The Oregon senators joined with a dozen colleagues introducing the Maternal Care Access and Reducing Emergencies (CARE) Act, in response to statistics showing the United States is one of only 13 countries where the maternal mortality rate is worse than it was 25 years ago. For African-American women, the risk of death from pregnancy-related causes is three to four times higher than for white women, and African-American women are twice as likely to suffer from life-threatening pregnancy complications.
“Health care is a basic human right, and these deeply troubling numbers sound the alarm that women of color suffer unequal treatment in the maternity ward,” Wyden said. “Inequality in care during childbirth is unacceptable, and this legislation targeting the roots of that inequality is a must.”
“The rate of maternal death for African-American women in the U.S. is shocking, and these disparities are unacceptable,” said Merkley. “With the tremendous advances we’ve made in modern medicine, we should be doing everything we can to prevent women from dying of pregnancy-related complications—yet the data clearly show that we are not living up to that promise in our nation, especially for African-American women. This bill is a badly-needed step forward for maternal health in America.”

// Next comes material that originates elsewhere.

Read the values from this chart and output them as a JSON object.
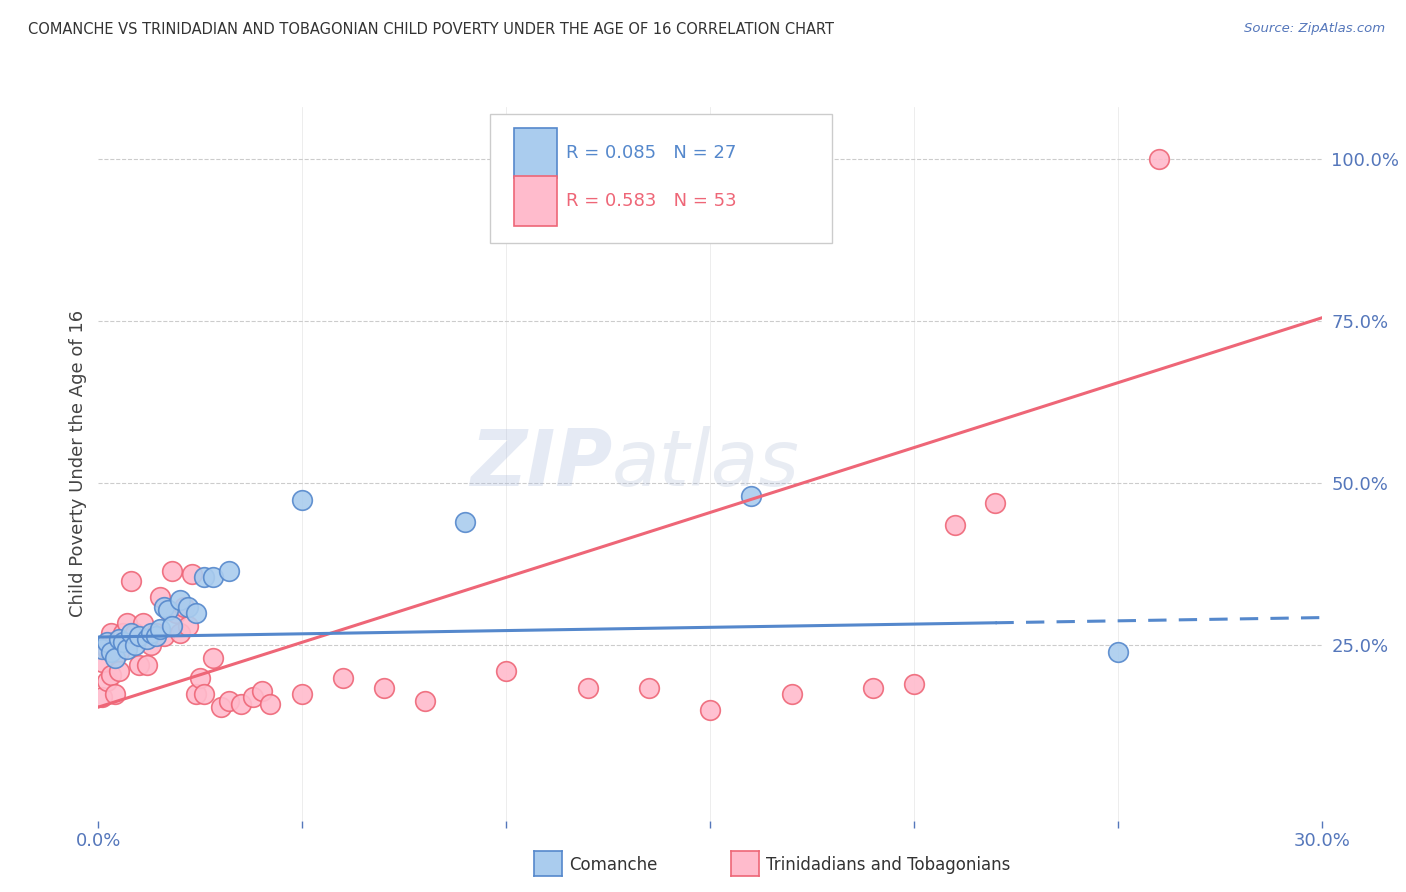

The legislation creates two new grant programs focused on reducing racial health disparities in maternal health, and directs the National Academy of Medicine to study and make recommendations for incorporating bias recognition in clinical skills testing for U.S. medical schools.
In addition to Wyden and Merkley, the bill is sponsored by U.S. Senators Kamala D. Harris (D-CA), Kirsten Gillibrand (D-NY), Ben Cardin (D-MD), Richard Blumenthal (D-CT), Bill Nelson (D-FL), Doug Jones (D-AL), Tammy Duckworth (D-IL), Tom Carper (D-DE), Sherrod Brown (D-OH). Tammy Baldwin (D-WI), Mazie Hirono (D-HI) and Debbie Stabenow (D-MI).
The Maternal CARE Act has received support from the following organizations: American Academy of Nursing, American College of Nurse-Midwives, American College of Obstetricians and Gynecologists, Association of Maternal & Child Health Programs, Association of Women’s Health, Obstetric and Neonatal Nurses, Black Mamas Matter Alliance, Black Women Birthing Justice, Black Women’s Health Imperative, Center for Reproductive Rights, In Our Own Voice: National Black Women’s Reproductive Justice Agenda, March of Dimes, National Birth Equity Collaborative, National Partnership for Women & Families, National Women’s Law Center, Planned Parenthood, SisterSong National Women of Color Reproductive Justice Collective and the Society for Maternal-Fetal Medicine.
“Women of color continue to face disproportionate rates of maternal mortality and morbidity in this country,” said Jennifer Jacoby Altscher, Federal Policy Counsel, Center for Reproductive Rights. “This bill aims to address these racial disparities head-on through the creation of programs that have proven to lead to better health for women of color.”